For those of us who oppose racism whether it’s coming from the state or vigilantes, the question arises: what can we do? The answer seems more straightforward, if also more challenging, when it comes to the racism of the state: we oppose Trump’s policies, push for reforms that protect our communities, and challenge the American war machine no matter how it tries to explain away its actions.

But at the grassroots? After all, the two heroes in Portland were killed while intervening to prevent racist harassment. And Grillot, the young man Puriton shot in Kansas – he was intervening. Are we to put our lives at risk to stand up to bigotry?
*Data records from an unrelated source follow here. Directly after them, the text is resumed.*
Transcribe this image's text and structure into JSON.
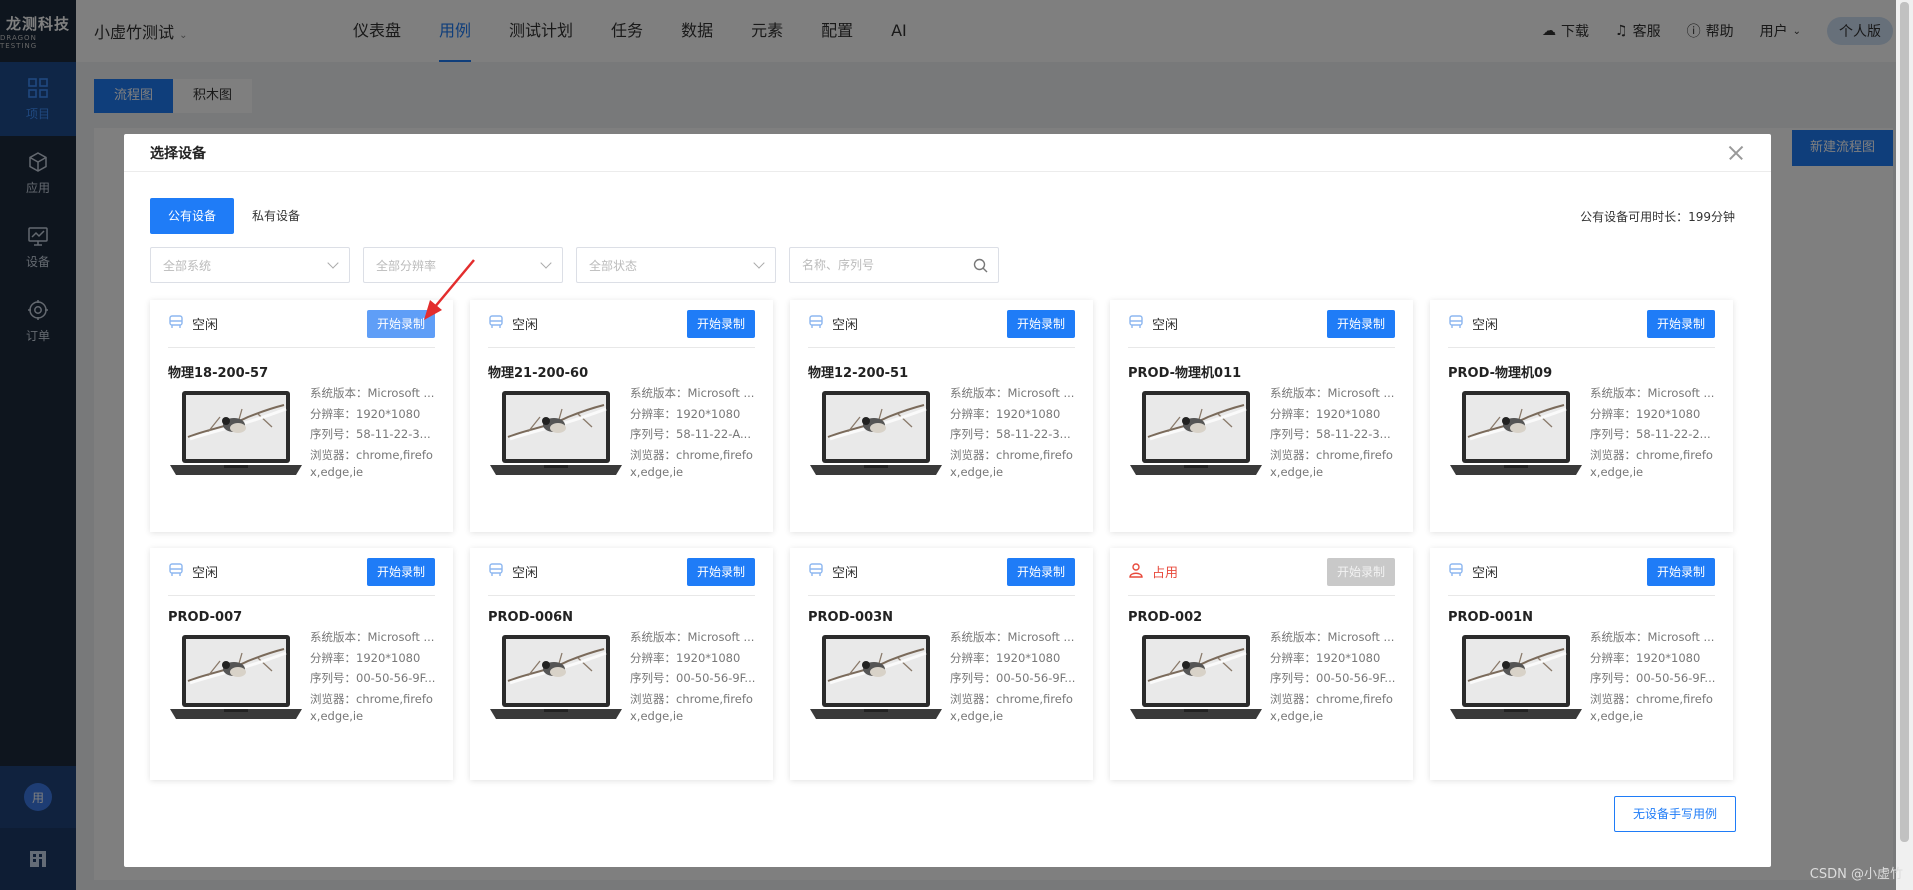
{
  "app": {
    "logo_main": "龙测科技",
    "logo_sub": "DRAGON TESTING",
    "project_name": "小虚竹测试",
    "nav": [
      "仪表盘",
      "用例",
      "测试计划",
      "任务",
      "数据",
      "元素",
      "配置",
      "AI"
    ],
    "nav_active": "用例",
    "sidebar": [
      {
        "label": "项目",
        "icon": "grid-icon"
      },
      {
        "label": "应用",
        "icon": "cube-icon"
      },
      {
        "label": "设备",
        "icon": "monitor-icon"
      },
      {
        "label": "订单",
        "icon": "gear-icon"
      }
    ],
    "sidebar_user": "用",
    "top_links": [
      {
        "label": "下载",
        "icon": "cloud-download-icon"
      },
      {
        "label": "客服",
        "icon": "headset-icon"
      },
      {
        "label": "帮助",
        "icon": "help-icon"
      },
      {
        "label": "用户",
        "icon": "chevron-down-icon"
      }
    ],
    "edition": "个人版",
    "subtabs": [
      "流程图",
      "积木图"
    ],
    "new_flow_button": "新建流程图"
  },
  "modal": {
    "title": "选择设备",
    "tabs": [
      "公有设备",
      "私有设备"
    ],
    "quota": "公有设备可用时长：199分钟",
    "filters": {
      "system": "全部系统",
      "resolution": "全部分辨率",
      "status": "全部状态",
      "search_placeholder": "名称、序列号"
    },
    "labels": {
      "os": "系统版本：",
      "resolution": "分辨率：",
      "serial": "序列号：",
      "browser": "浏览器："
    },
    "devices": [
      {
        "name": "物理18-200-57",
        "status": "空闲",
        "busy": false,
        "button": "开始录制",
        "btn_state": "hover",
        "os": "Microsoft ...",
        "resolution": "1920*1080",
        "serial": "58-11-22-3...",
        "browser": "chrome,firefox,edge,ie"
      },
      {
        "name": "物理21-200-60",
        "status": "空闲",
        "busy": false,
        "button": "开始录制",
        "btn_state": "normal",
        "os": "Microsoft ...",
        "resolution": "1920*1080",
        "serial": "58-11-22-A...",
        "browser": "chrome,firefox,edge,ie"
      },
      {
        "name": "物理12-200-51",
        "status": "空闲",
        "busy": false,
        "button": "开始录制",
        "btn_state": "normal",
        "os": "Microsoft ...",
        "resolution": "1920*1080",
        "serial": "58-11-22-3...",
        "browser": "chrome,firefox,edge,ie"
      },
      {
        "name": "PROD-物理机011",
        "status": "空闲",
        "busy": false,
        "button": "开始录制",
        "btn_state": "normal",
        "os": "Microsoft ...",
        "resolution": "1920*1080",
        "serial": "58-11-22-3...",
        "browser": "chrome,firefox,edge,ie"
      },
      {
        "name": "PROD-物理机09",
        "status": "空闲",
        "busy": false,
        "button": "开始录制",
        "btn_state": "normal",
        "os": "Microsoft ...",
        "resolution": "1920*1080",
        "serial": "58-11-22-2...",
        "browser": "chrome,firefox,edge,ie"
      },
      {
        "name": "PROD-007",
        "status": "空闲",
        "busy": false,
        "button": "开始录制",
        "btn_state": "normal",
        "os": "Microsoft ...",
        "resolution": "1920*1080",
        "serial": "00-50-56-9F...",
        "browser": "chrome,firefox,edge,ie"
      },
      {
        "name": "PROD-006N",
        "status": "空闲",
        "busy": false,
        "button": "开始录制",
        "btn_state": "normal",
        "os": "Microsoft ...",
        "resolution": "1920*1080",
        "serial": "00-50-56-9F...",
        "browser": "chrome,firefox,edge,ie"
      },
      {
        "name": "PROD-003N",
        "status": "空闲",
        "busy": false,
        "button": "开始录制",
        "btn_state": "normal",
        "os": "Microsoft ...",
        "resolution": "1920*1080",
        "serial": "00-50-56-9F...",
        "browser": "chrome,firefox,edge,ie"
      },
      {
        "name": "PROD-002",
        "status": "占用",
        "busy": true,
        "button": "开始录制",
        "btn_state": "disabled",
        "os": "Microsoft ...",
        "resolution": "1920*1080",
        "serial": "00-50-56-9F...",
        "browser": "chrome,firefox,edge,ie"
      },
      {
        "name": "PROD-001N",
        "status": "空闲",
        "busy": false,
        "button": "开始录制",
        "btn_state": "normal",
        "os": "Microsoft ...",
        "resolution": "1920*1080",
        "serial": "00-50-56-9F...",
        "browser": "chrome,firefox,edge,ie"
      }
    ],
    "manual_button": "无设备手写用例"
  },
  "watermark": "CSDN @小虚竹",
  "colors": {
    "primary": "#1f7cf7",
    "busy": "#e84a3c",
    "sidebar": "#1c2a3d"
  }
}
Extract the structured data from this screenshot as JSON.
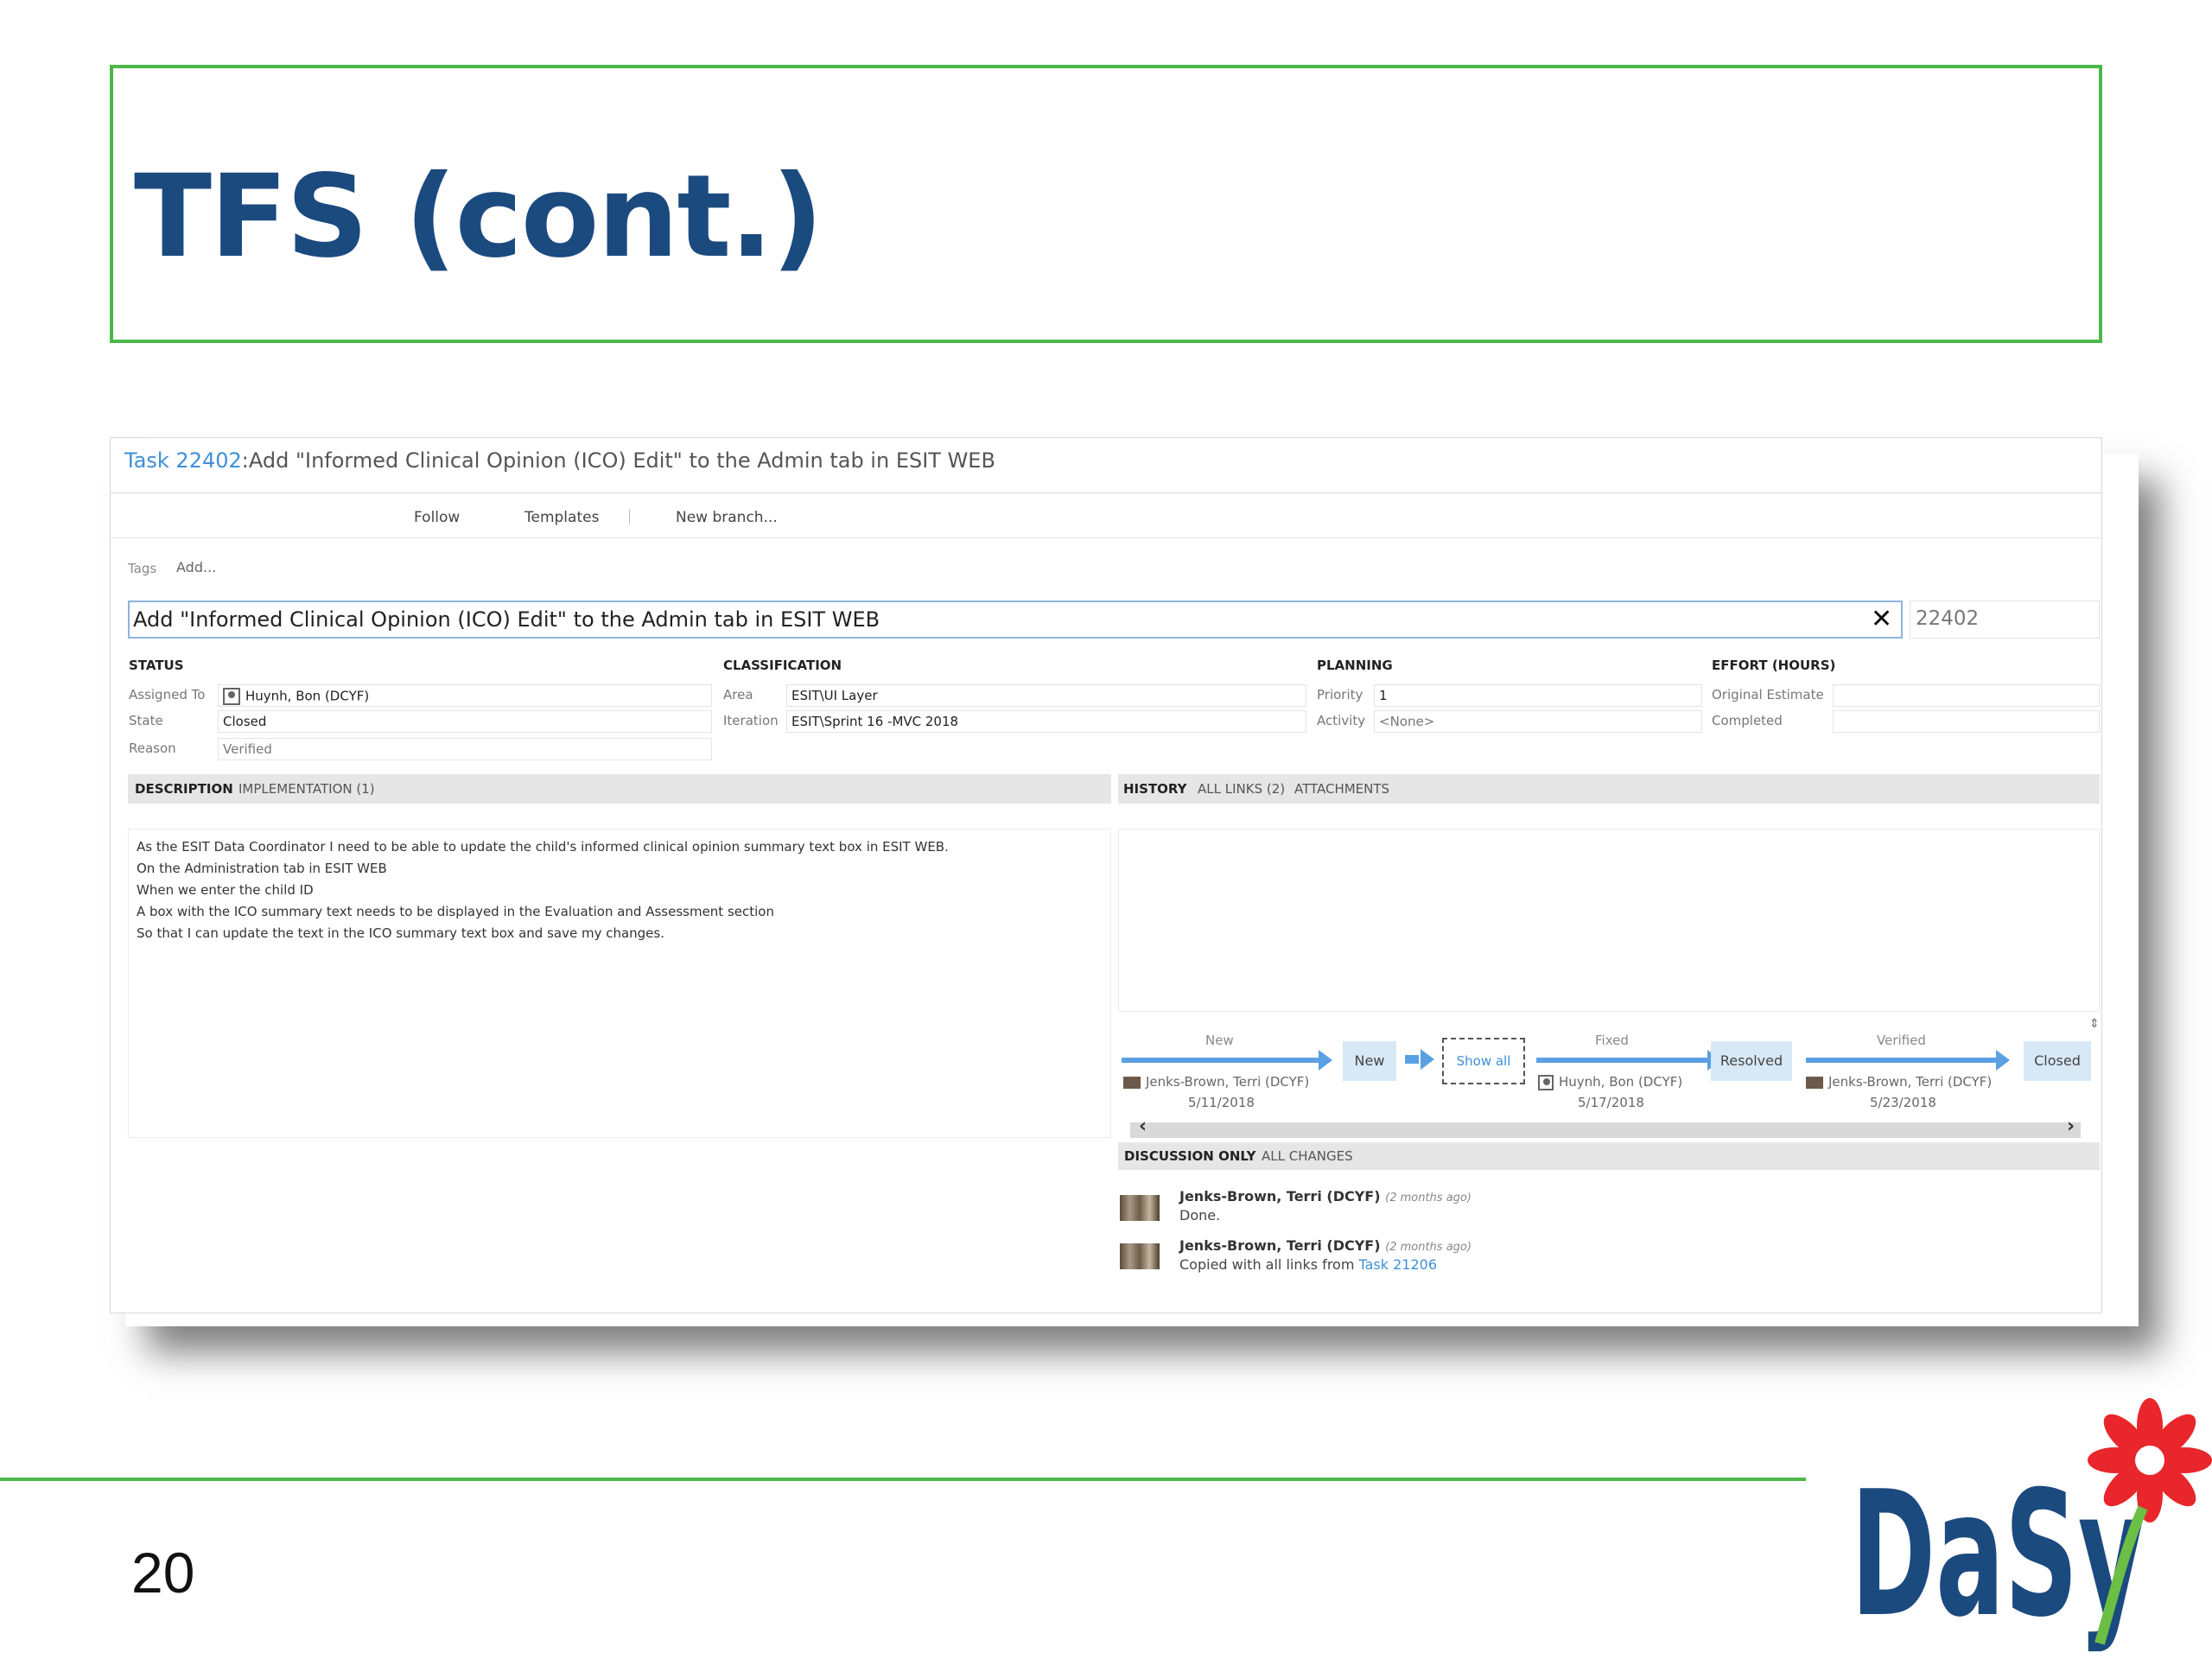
{
  "slide": {
    "title": "TFS (cont.)",
    "page_number": "20"
  },
  "task": {
    "link_text": "Task 22402",
    "title_suffix": ":Add \"Informed Clinical Opinion (ICO) Edit\" to the Admin tab in ESIT WEB",
    "toolbar": [
      "Follow",
      "Templates",
      "New branch..."
    ],
    "tags_label": "Tags",
    "tags_add": "Add...",
    "title_value": "Add \"Informed Clinical Opinion (ICO) Edit\" to the Admin tab in ESIT WEB",
    "id_value": "22402"
  },
  "status": {
    "heading": "STATUS",
    "assigned_label": "Assigned To",
    "assigned_value": "Huynh, Bon (DCYF)",
    "state_label": "State",
    "state_value": "Closed",
    "reason_label": "Reason",
    "reason_value": "Verified"
  },
  "classification": {
    "heading": "CLASSIFICATION",
    "area_label": "Area",
    "area_value": "ESIT\\UI Layer",
    "iteration_label": "Iteration",
    "iteration_value": "ESIT\\Sprint 16 -MVC 2018"
  },
  "planning": {
    "heading": "PLANNING",
    "priority_label": "Priority",
    "priority_value": "1",
    "activity_label": "Activity",
    "activity_value": "<None>"
  },
  "effort": {
    "heading": "EFFORT (HOURS)",
    "original_label": "Original Estimate",
    "completed_label": "Completed"
  },
  "left_tabs": [
    "DESCRIPTION",
    "IMPLEMENTATION (1)"
  ],
  "right_tabs": [
    "HISTORY",
    "ALL LINKS (2)",
    "ATTACHMENTS"
  ],
  "description": [
    "As the ESIT Data Coordinator I need to be able to update the child's informed clinical opinion summary text box in ESIT WEB.",
    "On the Administration tab in ESIT WEB",
    "When we enter the child ID",
    "A box with the ICO summary text needs to be displayed in the Evaluation and Assessment section",
    "So that I can update the text in the ICO summary text box and save my changes."
  ],
  "workflow": {
    "steps": [
      {
        "transition": "New",
        "person": "Jenks-Brown, Terri (DCYF)",
        "date": "5/11/2018",
        "state": "New"
      },
      {
        "transition": "Fixed",
        "person": "Huynh, Bon (DCYF)",
        "date": "5/17/2018",
        "state": "Resolved"
      },
      {
        "transition": "Verified",
        "person": "Jenks-Brown, Terri (DCYF)",
        "date": "5/23/2018",
        "state": "Closed"
      }
    ],
    "show_all": "Show all"
  },
  "discussion": {
    "tabs": [
      "DISCUSSION ONLY",
      "ALL CHANGES"
    ],
    "comments": [
      {
        "author": "Jenks-Brown, Terri (DCYF)",
        "time": "(2 months ago)",
        "text": "Done."
      },
      {
        "author": "Jenks-Brown, Terri (DCYF)",
        "time": "(2 months ago)",
        "text": "Copied with all links from ",
        "link": "Task 21206"
      }
    ]
  },
  "logo": {
    "text": "DaSy",
    "colors": {
      "text": "#1b4a7f",
      "flower": "#e8262b",
      "leaf": "#6cbf45"
    }
  }
}
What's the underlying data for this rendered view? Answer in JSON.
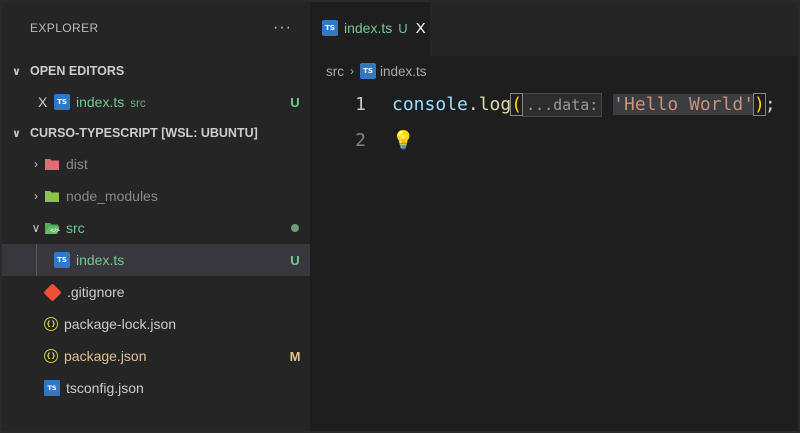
{
  "sidebar": {
    "title": "EXPLORER",
    "more": "···",
    "open_editors": {
      "header": "OPEN EDITORS",
      "items": [
        {
          "close": "X",
          "label": "index.ts",
          "sub": "src",
          "badge": "U"
        }
      ]
    },
    "project": {
      "header": "CURSO-TYPESCRIPT [WSL: UBUNTU]",
      "items": [
        {
          "label": "dist",
          "badge": ""
        },
        {
          "label": "node_modules",
          "badge": ""
        },
        {
          "label": "src",
          "badge": ""
        },
        {
          "label": "index.ts",
          "badge": "U"
        },
        {
          "label": ".gitignore",
          "badge": ""
        },
        {
          "label": "package-lock.json",
          "badge": ""
        },
        {
          "label": "package.json",
          "badge": "M"
        },
        {
          "label": "tsconfig.json",
          "badge": ""
        }
      ]
    }
  },
  "icons": {
    "ts": "TS",
    "json": "{}",
    "tsconfig": "TS"
  },
  "editor": {
    "tab": {
      "label": "index.ts",
      "modified": "U",
      "close": "X"
    },
    "breadcrumb": {
      "folder": "src",
      "sep": "›",
      "file": "index.ts"
    },
    "lines": [
      {
        "number": "1",
        "obj": "console",
        "dot": ".",
        "fn": "log",
        "open": "(",
        "hint": "...data:",
        "str": "'Hello World'",
        "close": ")",
        "end": ";"
      },
      {
        "number": "2",
        "bulb": "💡"
      }
    ]
  }
}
I wish I had an answer to that. At one level, the mode of action remains the same: you have to intervene if it feels like the right thing to do, even knowing that this could cause violence to escalate back onto you. I did this just two days ago: a woman was preaching Islamophobia at a diner, and I weighed the costs and benefits to inserting myself into a situation from which I could easily walk away. I intervened. The goal wasn’t to convince a bigot to give up her bigotry, but to make her think twice about spouting it publicly, and to show bystanders that they have comrades who won’t abide by racism. And I’d done it the night before, at a bar in Brooklyn, when a man brought up the Manchester bombing and insisted it was reason to tighten our immigration policies. Fortunately, the bartender was on my side, and told the man he could either shut up or leave, and the man choosing to leave. If this happens that often in New York, bastion of liberalism that it is, I can only imagine those in the country’s heartland are now forced to make these calculations on an increasingly frequent basis.

These recent murders may change that calculus for many of us. That’s natural. The more pressing consideration then moves to the collective level: how do we challenge the far-right as a movement, without restricting our challenges to the occasional rally or march?

That’s a question being discussed now in organizations across the country. How do we prevent racist violence without asking people to risk their safety? How do we broaden the consensus that declares the far right unacceptable, that prevents them from berating our friends and families in a way that isn’t voluntaristic or premised on a willingness to confront the right individually?

It’s a more pressing question than ever, and far be it for me to answer it on behalf of organizations or social movements. But ours is undeniably a present soaked in blood, steeped in intimidation, heavy and deluged, screaming with urgency.